I love the idea of building a formal language parser because it's complex and multi-faceted. Even Grammarly (a company I have great respect for) struggles with this. Your list of formal and informal markers is fairly short, and all the items except general slang are (generally) easily identifiable via regular expression.
The first step, obviously, is to finalize the list of formal and informal markers. Of course, the list is entirely up to you, but I'd suggest adding run-ons/overuse of conjunctions, cliches/overused expressions, imprecise verbs, "waffling" language ("might be"), "filler" language ("at any rate"), subjunctive mood and opinions to the informal list, off the top of my head.
To identify slang terms, I'd start with WordNet.

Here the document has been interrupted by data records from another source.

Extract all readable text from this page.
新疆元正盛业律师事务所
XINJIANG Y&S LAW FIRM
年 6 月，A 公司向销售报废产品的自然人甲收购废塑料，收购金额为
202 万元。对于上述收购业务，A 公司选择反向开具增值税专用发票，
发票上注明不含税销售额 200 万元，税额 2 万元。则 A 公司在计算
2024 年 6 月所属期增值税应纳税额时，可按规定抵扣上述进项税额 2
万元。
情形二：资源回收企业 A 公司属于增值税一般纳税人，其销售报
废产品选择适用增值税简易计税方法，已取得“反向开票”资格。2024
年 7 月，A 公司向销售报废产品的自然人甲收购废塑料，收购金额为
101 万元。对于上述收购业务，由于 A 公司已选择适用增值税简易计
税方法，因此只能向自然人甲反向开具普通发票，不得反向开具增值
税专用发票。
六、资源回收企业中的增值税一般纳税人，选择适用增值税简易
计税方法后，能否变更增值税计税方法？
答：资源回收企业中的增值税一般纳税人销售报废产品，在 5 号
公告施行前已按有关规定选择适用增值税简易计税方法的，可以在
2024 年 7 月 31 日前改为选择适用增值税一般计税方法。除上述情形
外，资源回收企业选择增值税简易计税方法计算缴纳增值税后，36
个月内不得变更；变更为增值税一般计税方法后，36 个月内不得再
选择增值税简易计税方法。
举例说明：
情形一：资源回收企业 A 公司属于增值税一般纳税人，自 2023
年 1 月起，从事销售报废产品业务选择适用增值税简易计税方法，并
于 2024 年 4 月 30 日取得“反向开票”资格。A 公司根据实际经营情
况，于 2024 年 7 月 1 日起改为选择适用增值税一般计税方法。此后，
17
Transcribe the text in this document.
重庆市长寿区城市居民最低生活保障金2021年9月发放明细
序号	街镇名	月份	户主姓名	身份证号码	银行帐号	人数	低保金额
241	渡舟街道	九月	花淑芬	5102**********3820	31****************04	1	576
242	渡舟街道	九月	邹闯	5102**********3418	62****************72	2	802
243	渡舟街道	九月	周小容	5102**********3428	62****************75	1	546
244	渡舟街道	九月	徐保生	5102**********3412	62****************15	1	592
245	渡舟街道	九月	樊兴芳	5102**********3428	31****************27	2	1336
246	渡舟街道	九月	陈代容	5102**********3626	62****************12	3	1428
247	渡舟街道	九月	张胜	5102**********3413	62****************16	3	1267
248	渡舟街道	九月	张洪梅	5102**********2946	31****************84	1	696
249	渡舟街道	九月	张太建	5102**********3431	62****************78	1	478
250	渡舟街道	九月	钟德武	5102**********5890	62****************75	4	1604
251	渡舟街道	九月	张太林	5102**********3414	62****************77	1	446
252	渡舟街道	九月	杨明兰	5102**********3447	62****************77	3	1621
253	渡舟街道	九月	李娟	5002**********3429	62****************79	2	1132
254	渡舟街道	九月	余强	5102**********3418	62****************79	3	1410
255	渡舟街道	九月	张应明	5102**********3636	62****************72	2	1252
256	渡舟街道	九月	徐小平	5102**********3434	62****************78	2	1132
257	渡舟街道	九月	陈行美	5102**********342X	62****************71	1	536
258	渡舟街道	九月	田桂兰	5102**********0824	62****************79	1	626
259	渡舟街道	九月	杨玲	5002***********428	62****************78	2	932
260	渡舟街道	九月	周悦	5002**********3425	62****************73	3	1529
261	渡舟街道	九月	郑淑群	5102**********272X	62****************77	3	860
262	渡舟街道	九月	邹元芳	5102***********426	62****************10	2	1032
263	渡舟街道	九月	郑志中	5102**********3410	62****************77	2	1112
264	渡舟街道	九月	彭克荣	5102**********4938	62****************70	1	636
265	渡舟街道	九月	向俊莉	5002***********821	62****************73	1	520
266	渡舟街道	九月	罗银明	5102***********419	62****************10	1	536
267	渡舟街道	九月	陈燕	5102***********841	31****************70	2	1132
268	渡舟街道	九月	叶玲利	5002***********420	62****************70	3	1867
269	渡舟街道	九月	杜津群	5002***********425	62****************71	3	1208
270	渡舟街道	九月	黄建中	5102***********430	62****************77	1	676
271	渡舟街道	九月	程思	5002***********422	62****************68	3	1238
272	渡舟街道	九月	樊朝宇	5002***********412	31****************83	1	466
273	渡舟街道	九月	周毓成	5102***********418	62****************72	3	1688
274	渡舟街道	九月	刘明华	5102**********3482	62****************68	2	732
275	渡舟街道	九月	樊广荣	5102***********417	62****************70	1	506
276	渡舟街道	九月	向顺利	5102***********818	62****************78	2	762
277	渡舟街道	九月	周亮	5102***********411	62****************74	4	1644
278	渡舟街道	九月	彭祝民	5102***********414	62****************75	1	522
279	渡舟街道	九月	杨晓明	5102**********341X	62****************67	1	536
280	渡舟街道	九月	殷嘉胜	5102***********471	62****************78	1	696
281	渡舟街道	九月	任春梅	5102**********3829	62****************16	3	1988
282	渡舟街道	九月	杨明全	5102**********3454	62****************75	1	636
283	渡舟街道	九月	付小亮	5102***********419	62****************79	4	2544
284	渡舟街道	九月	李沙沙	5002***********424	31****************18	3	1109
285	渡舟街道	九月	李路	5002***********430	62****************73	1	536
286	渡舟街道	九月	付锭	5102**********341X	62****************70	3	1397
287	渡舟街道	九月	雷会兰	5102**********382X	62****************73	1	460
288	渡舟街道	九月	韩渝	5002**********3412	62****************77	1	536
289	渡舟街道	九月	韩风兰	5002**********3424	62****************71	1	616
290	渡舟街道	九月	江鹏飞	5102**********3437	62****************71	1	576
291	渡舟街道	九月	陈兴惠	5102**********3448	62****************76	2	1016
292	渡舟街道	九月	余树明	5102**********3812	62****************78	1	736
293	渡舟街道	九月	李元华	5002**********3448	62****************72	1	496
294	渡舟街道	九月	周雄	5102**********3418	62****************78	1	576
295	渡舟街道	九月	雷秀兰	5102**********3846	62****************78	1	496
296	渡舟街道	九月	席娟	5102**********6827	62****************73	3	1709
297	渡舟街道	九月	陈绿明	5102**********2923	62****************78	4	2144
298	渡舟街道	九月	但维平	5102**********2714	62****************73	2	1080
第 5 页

Yes, it's ancient, but it's Unix-based, which means it's malleable, and it's better than starting from scratch. For example, any term defined as "slang for" could be tossed in the slang list. Any verb + preposition could be tagged as a phrasal verb. And so on.
I'm out of space! So I'll just say that I'm new to Freelancer and I'll work cheap to build my rep. I'm available immediately and I promise I will knock your socks off. Thank you!